I immediately got lots of attention. Mommy held me, and Daddy inspected, then Daddy held and Mommy inspected. They found swelling around my paw pad but could not find any cuts, blood or foreign objects. Mommy asked her Facebook friends what they thought. Everyone was very helpful, but I objected to the idea of wrapping it or worse, wearing the cone of shame.
(During this Pocket tried to gain back the drama with a twenty minute collapsed trachea attack but been there, done that, at least for this attack.)
The next morning I started to get special treatment. I was carried outside to the pee spot where I promptly pooped since it was the least I could do considering my parents’ kindness. When I came back inside my foot was soaked with warm water and anti-bacterial soap as it would be each time I went out.
Wednesday morning I messed up bad. Daddy caught me going to town licking my paw. When my parents checked it the wound was swollen. They made a vet appointment for Thursday morning which was a bummer. I still got lots of attention, and, when Pocket went on her walk, I got to ride in our buggy, like I was the Queen, waving to my subjects. That was awesome.

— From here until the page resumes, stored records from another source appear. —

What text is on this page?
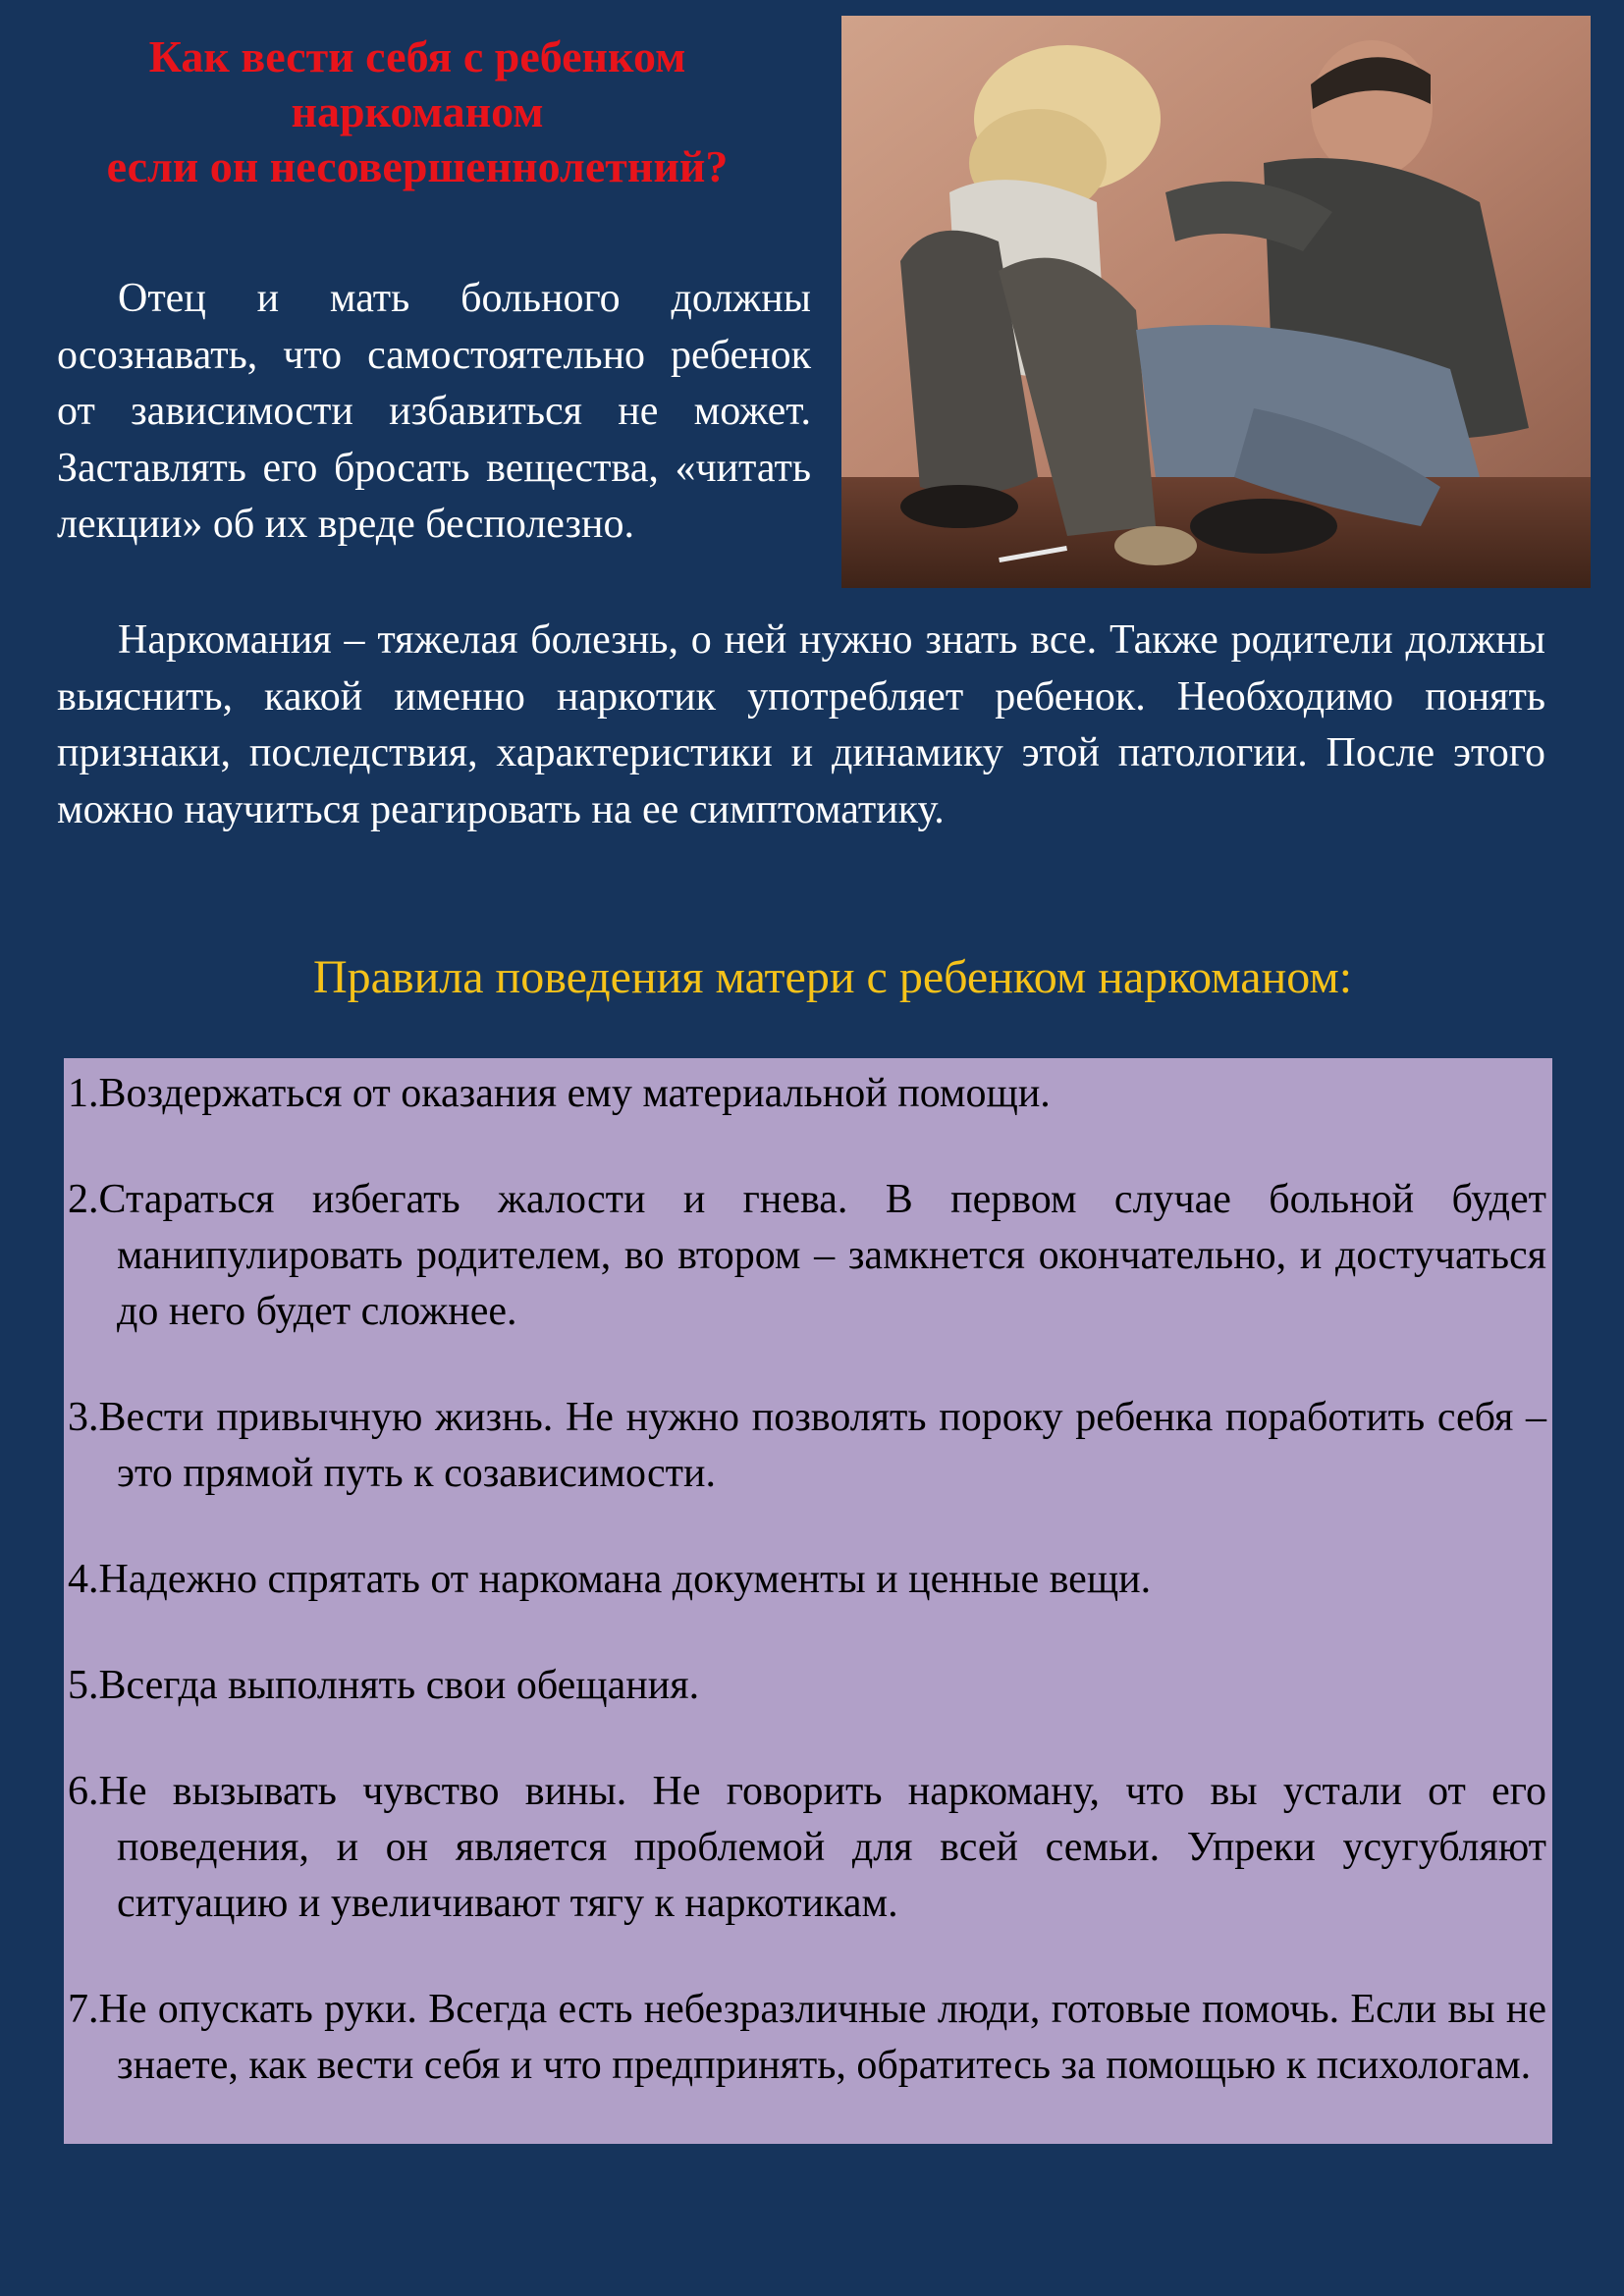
Как вести себя с ребенком
наркоманом
если он несовершеннолетний?

Отец и мать больного должны осознавать, что самостоятельно ребенок от зависимости избавиться не может. Заставлять его бросать вещества, «читать лекции» об их вреде бесполезно.

Наркомания – тяжелая болезнь, о ней нужно знать все. Также родители должны выяснить, какой именно наркотик употребляет ребенок. Необходимо понять признаки, последствия, характеристики и динамику этой патологии. После этого можно научиться реагировать на ее симптоматику.

Правила поведения матери с ребенком наркоманом:

1.Воздержаться от оказания ему материальной помощи.

2.Стараться избегать жалости и гнева. В первом случае больной будет манипулировать родителем, во втором – замкнется окончательно, и достучаться до него будет сложнее.

3.Вести привычную жизнь. Не нужно позволять пороку ребенка поработить себя – это прямой путь к созависимости.

4.Надежно спрятать от наркомана документы и ценные вещи.

5.Всегда выполнять свои обещания.

6.Не вызывать чувство вины. Не говорить наркоману, что вы устали от его поведения, и он является проблемой для всей семьи. Упреки усугубляют ситуацию и увеличивают тягу к наркотикам.

7.Не опускать руки. Всегда есть небезразличные люди, готовые помочь. Если вы не знаете, как вести себя и что предпринять, обратитесь за помощью к психологам.
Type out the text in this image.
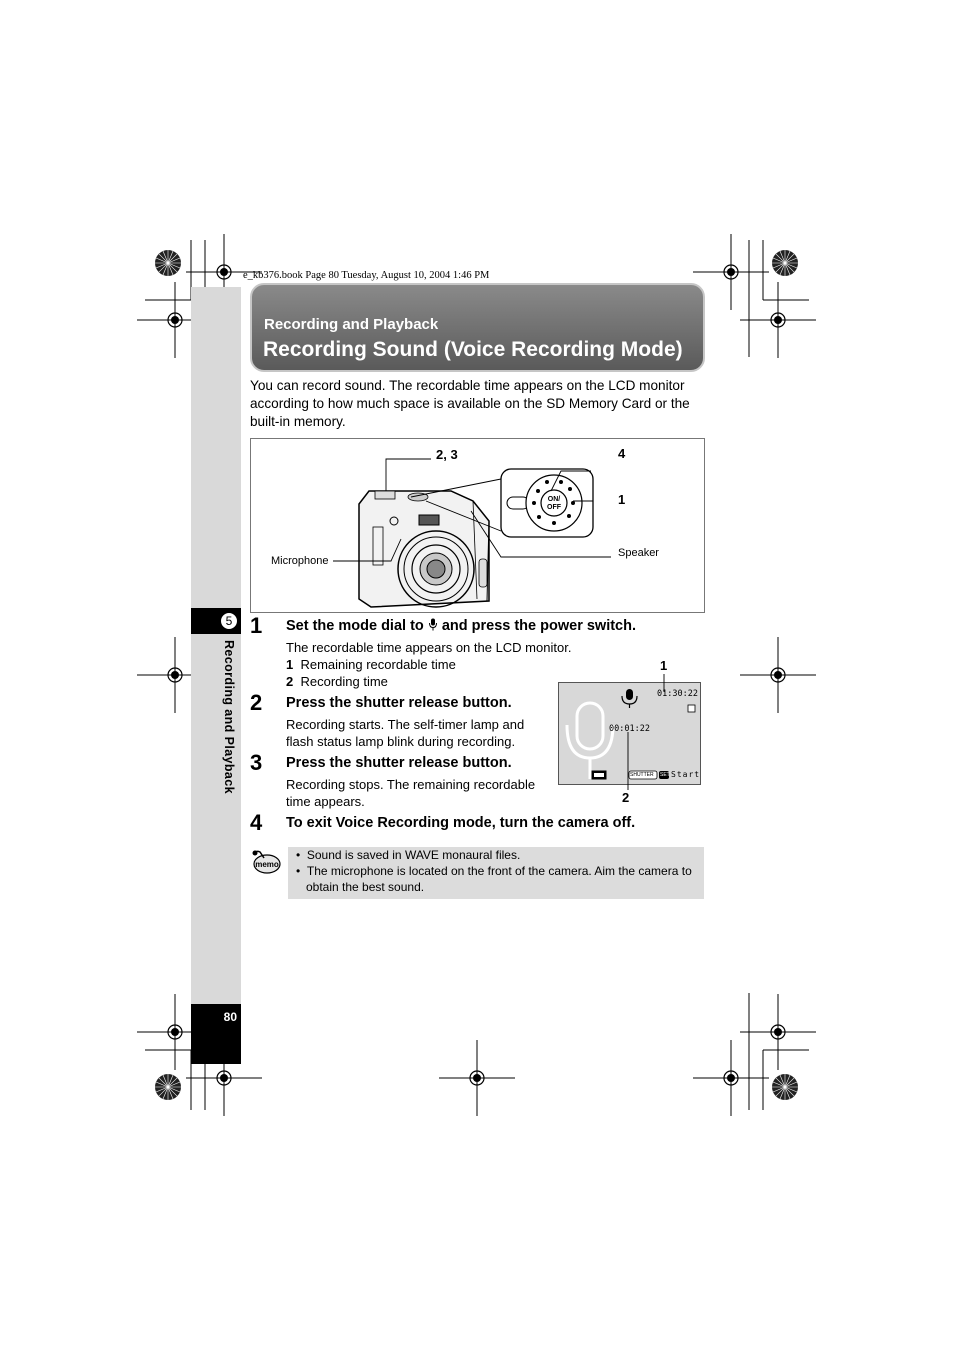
e_kb376.book Page 80 Tuesday, August 10, 2004 1:46 PM
5
Recording and Playback
80
Recording and Playback
Recording Sound (Voice Recording Mode)
You can record sound. The recordable time appears on the LCD monitor according to how much space is available on the SD Memory Card or the built-in memory.
ON/
OFF
2, 3	4
1
Speaker
Microphone
1 Set the mode dial to  and press the power switch.
The recordable time appears on the LCD monitor.
1 Remaining recordable time
2 Recording time
2 Press the shutter release button.
Recording starts. The self-timer lamp and flash status lamp blink during recording.
3 Press the shutter release button.
Recording stops. The remaining recordable time appears.
4 To exit Voice Recording mode, turn the camera off.
1
01:30:22
00:01:22
SHUTTER SET Start
2
memo
•  Sound is saved in WAVE monaural files.
•  The microphone is located on the front of the camera. Aim the camera to obtain the best sound.
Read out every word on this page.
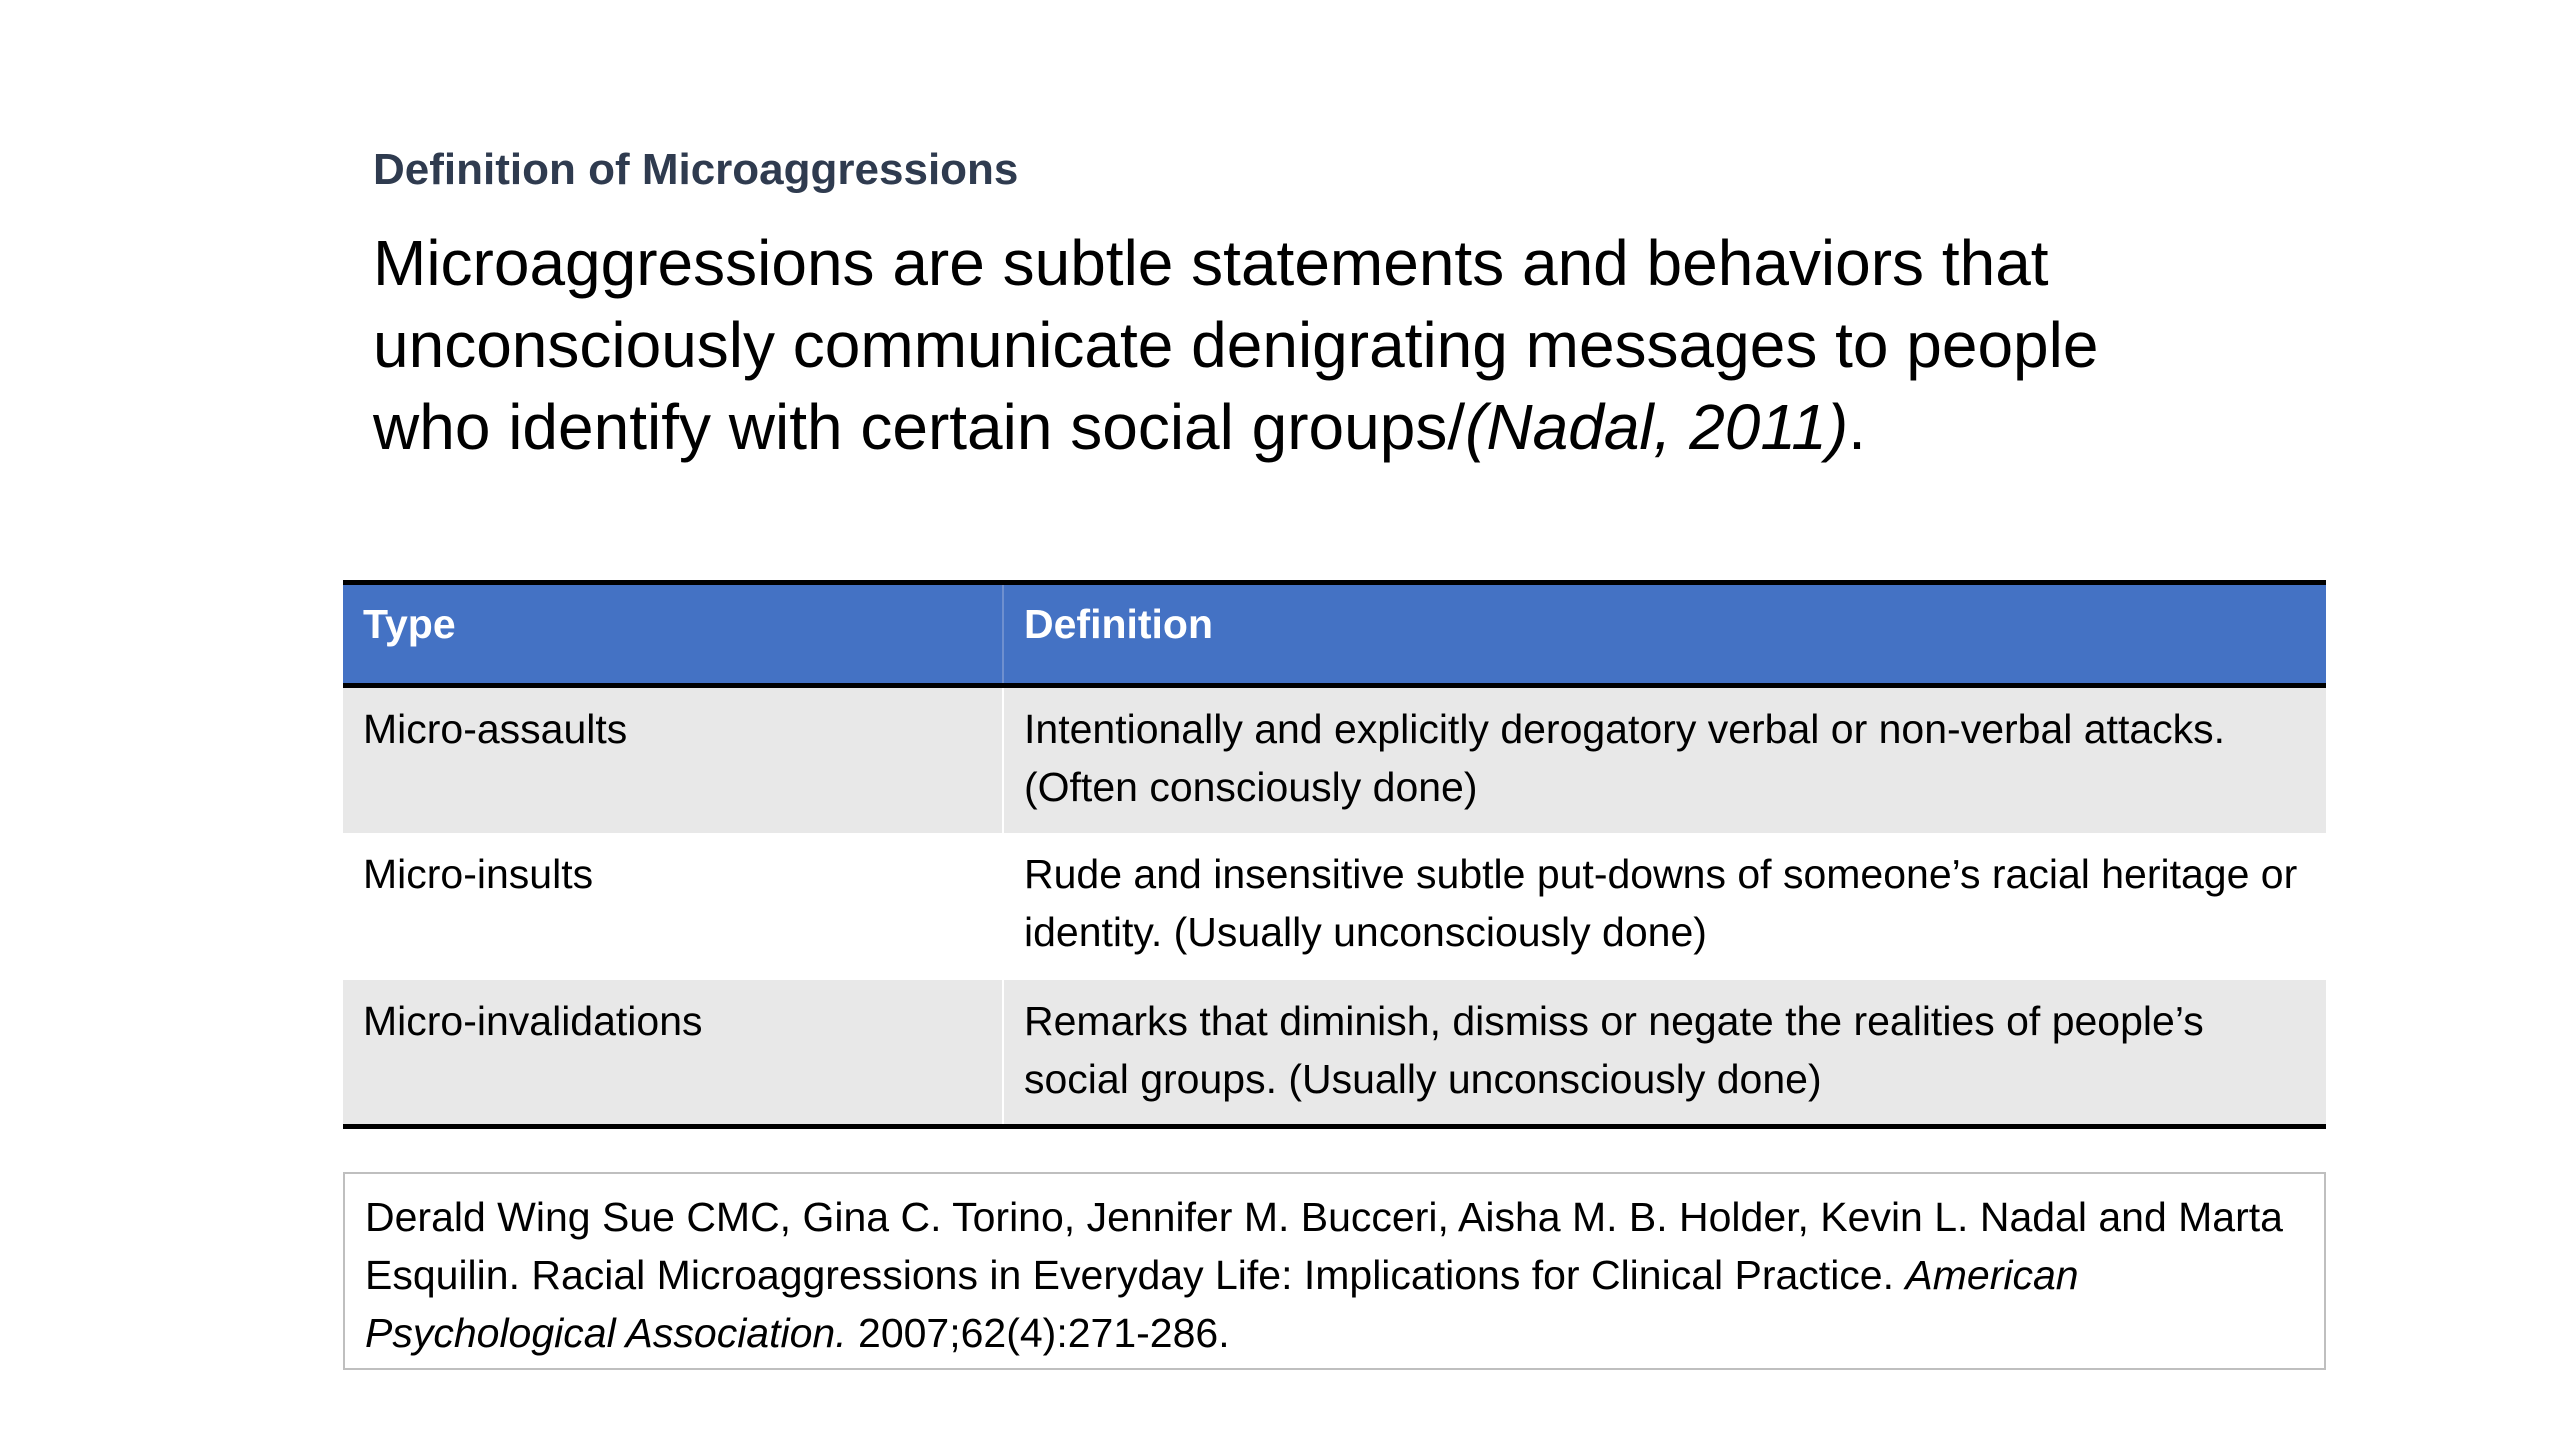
Definition of Microaggressions
Microaggressions are subtle statements and behaviors that unconsciously communicate denigrating messages to people who identify with certain social groups/(Nadal, 2011).
Type	Definition
Micro-assaults	Intentionally and explicitly derogatory verbal or non-verbal attacks. (Often consciously done)
Micro-insults	Rude and insensitive subtle put-downs of someone’s racial heritage or identity. (Usually unconsciously done)
Micro-invalidations	Remarks that diminish, dismiss or negate the realities of people’s social groups. (Usually unconsciously done)
Derald Wing Sue CMC, Gina C. Torino, Jennifer M. Bucceri, Aisha M. B. Holder, Kevin L. Nadal and Marta Esquilin. Racial Microaggressions in Everyday Life: Implications for Clinical Practice. American Psychological Association. 2007;62(4):271-286.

This morning I went to vet. She looked at my paw, felt me all over, and said I was suffering from allergy, most likely from mold spores. She said my raw paw was self-inflicted. I did not appreciate that. I never self-inflict. I have standards.
I got a steroid shot, and steroid pills to help with the allergy. I didn’t need to get my foot wrapped, and, unless I can’t stop licking my paws, which I should because the medication will stop them from itching, then I might need the cone of shame. Please pray for no cone of shame.
Now, not only do I get special ear washes, but I am going to get foot baths too. I really do like the attention.
A little scratching and rawness is a small price to pay for lots of attention.